While political ties (among other problems) ultimately dragged Tesla through the mud, Palantir has continued its ascent; its share price has climbed roughly 675% since the start of 2024. That’s because the tech firm — which specializes in using AI to sort through, detect patterns in, organize, and visualize data — has become a favorite of the federal government, especially in the defense sector:
- The US government remains Palantir’s single-largest client. In its first-quarter earnings report, the company said that “US government revenue” accounted for $375 million of its total $884 million in sales; those figures mark 45% and 39% year-over-year jumps, respectively.
- Last week, The New York Times reported that one of Palantir’s signature products, a platform called Foundry, is being used in at least four government agencies, including the Department of Homeland Security and the Health and Human Services Department; the company is also in talks for a permanent contract to provide the platform to the Internal Revenue Service.

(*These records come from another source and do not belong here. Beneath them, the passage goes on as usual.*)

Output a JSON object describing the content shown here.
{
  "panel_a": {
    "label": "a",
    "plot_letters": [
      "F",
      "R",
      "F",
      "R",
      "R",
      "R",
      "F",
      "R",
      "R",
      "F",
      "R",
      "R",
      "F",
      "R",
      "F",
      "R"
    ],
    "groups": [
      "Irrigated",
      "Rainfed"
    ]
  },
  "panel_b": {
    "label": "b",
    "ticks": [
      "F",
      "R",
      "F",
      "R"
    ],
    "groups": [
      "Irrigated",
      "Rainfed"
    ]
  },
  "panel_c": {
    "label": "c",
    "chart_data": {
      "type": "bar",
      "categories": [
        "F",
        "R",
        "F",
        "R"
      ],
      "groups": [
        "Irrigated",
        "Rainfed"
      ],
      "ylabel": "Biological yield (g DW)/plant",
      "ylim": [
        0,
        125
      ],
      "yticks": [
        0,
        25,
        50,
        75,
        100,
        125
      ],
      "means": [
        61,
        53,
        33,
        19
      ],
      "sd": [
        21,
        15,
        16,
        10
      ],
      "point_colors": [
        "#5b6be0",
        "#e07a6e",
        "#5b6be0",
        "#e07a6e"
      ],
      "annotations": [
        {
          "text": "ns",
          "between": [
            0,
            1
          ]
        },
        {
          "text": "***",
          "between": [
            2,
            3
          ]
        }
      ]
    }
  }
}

“The relationships that Palantir’s founders … have with senior members of the Trump administration are helpful for business,” D.A. Davidson analyst Gil Luria recently told Reuters.
The Sky(net) is the Limit: That’s just for starters. Two weeks ago, the Pentagon announced the addition of nearly $800 million to an already $480 million contract for Palantir’s AI-driven military targeting software, called the Maven Smart System. The company also looks poised to score contracts to help build the administration’s planned nationwide “Golden Dome” missile defense system, which some experts say could cost upwards of hundreds of billions of dollars. In March, the White House issued an executive order to eliminate “information silos” and promote data-sharing across government departments — a process the NYT reports Palantir has been intimately involved with.
Extra Upside
- Painful Revision: The OECD forecasts that Washington’s trade war will be even worse for the US economy than originally expected, downgrading its US economic forecast to 1.6% growth this year from the 2.2% it projected in March.
- The Smoke Clears: Lucky Strike-maker British American Tobacco hiked its annual sales target on Tuesday after beating revenue expectations, in part thanks to nicotine pouches encroaching on cigarettes’ turf as the “go-to nicotine hit.”
- Hims & Hers & EU, Too: Hims & Hers Health announces it will acquire European telehealth company Zava as part of international expansion plans.